My Lords, I add to what my noble friend Lord Paddick said—it is the disjuncture and hypocrisy that upsets us. Of course, this is a
one-way continuation of free movement. Many of us were extremely distressed when the Prime Minister cited the top reason for celebrating her ill-fated draft withdrawal agreement and political declaration last November; apparently, its top benefit was ending free movement. In fact, this is not happening—at least, not into the UK—and no consideration was given to the benefits of free movement for UK citizens in the rest of the EU. This instrument says nothing about those opportunities, which are being torn away from UK nationals. This will particularly affect young people and those of all ages who want to work or retire in the rest of the EU. It is the Government’s inconsistency which strikes such a difficult note.
Had I had the opportunity to ask my noble friends on the Front Bench, who know a great deal more about immigration law than I do, I may not have needed to ask this question, which concerns the difference between Articles 3 and 7, which I do not really understand. Article 3 is entitled:
“Grant of leave to EEA and Swiss nationals”.
Article 7 is entitled:
“Grant of leave by virtue of Appendix EU to the immigration rules”.

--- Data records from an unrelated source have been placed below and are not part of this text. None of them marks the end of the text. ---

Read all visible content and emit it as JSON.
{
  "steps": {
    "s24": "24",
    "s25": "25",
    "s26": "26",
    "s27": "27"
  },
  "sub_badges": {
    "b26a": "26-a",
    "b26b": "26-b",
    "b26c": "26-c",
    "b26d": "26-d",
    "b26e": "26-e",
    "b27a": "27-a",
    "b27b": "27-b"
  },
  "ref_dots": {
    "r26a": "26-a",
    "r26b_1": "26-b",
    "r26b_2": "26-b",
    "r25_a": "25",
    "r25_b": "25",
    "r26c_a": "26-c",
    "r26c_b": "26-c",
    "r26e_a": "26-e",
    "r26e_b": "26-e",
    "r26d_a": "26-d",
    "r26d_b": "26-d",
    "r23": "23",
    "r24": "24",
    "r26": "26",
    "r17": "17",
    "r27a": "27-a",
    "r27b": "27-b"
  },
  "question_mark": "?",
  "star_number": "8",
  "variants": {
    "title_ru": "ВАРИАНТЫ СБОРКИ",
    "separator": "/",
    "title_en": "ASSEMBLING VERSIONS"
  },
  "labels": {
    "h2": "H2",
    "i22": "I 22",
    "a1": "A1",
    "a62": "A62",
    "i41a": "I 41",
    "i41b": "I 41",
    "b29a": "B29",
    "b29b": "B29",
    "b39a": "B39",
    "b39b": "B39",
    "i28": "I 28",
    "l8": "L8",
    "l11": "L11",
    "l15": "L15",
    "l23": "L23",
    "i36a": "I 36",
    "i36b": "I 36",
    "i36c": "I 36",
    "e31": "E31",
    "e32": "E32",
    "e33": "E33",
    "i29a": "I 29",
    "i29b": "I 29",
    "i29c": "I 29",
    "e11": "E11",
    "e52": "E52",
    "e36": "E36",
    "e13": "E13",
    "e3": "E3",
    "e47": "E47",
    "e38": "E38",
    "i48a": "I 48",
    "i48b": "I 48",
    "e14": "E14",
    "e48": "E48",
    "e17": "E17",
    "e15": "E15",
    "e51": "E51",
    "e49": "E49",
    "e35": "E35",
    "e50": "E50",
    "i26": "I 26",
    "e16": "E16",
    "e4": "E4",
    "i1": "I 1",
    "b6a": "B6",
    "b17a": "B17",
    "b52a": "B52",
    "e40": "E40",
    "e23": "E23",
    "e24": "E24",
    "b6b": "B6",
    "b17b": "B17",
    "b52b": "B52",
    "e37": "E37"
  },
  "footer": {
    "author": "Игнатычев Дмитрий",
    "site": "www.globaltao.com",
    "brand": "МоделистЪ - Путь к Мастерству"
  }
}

I simply do not understand the difference between those legal bases for extension of leave, as “EEA nationals” covers EU nationals as well. Perhaps the Minister could help me. That also spills over to the health charge, because Article 10, on exempting from the health charge, appears to apply only to those who acquire leave to enter or remain,
“by virtue of Appendix EU to the immigration rules”.
It does not appear to cover those who get leave under draft Article 3. As I say, it may just be that I do not understand how all this interacts, but perhaps the Minister can enlighten me.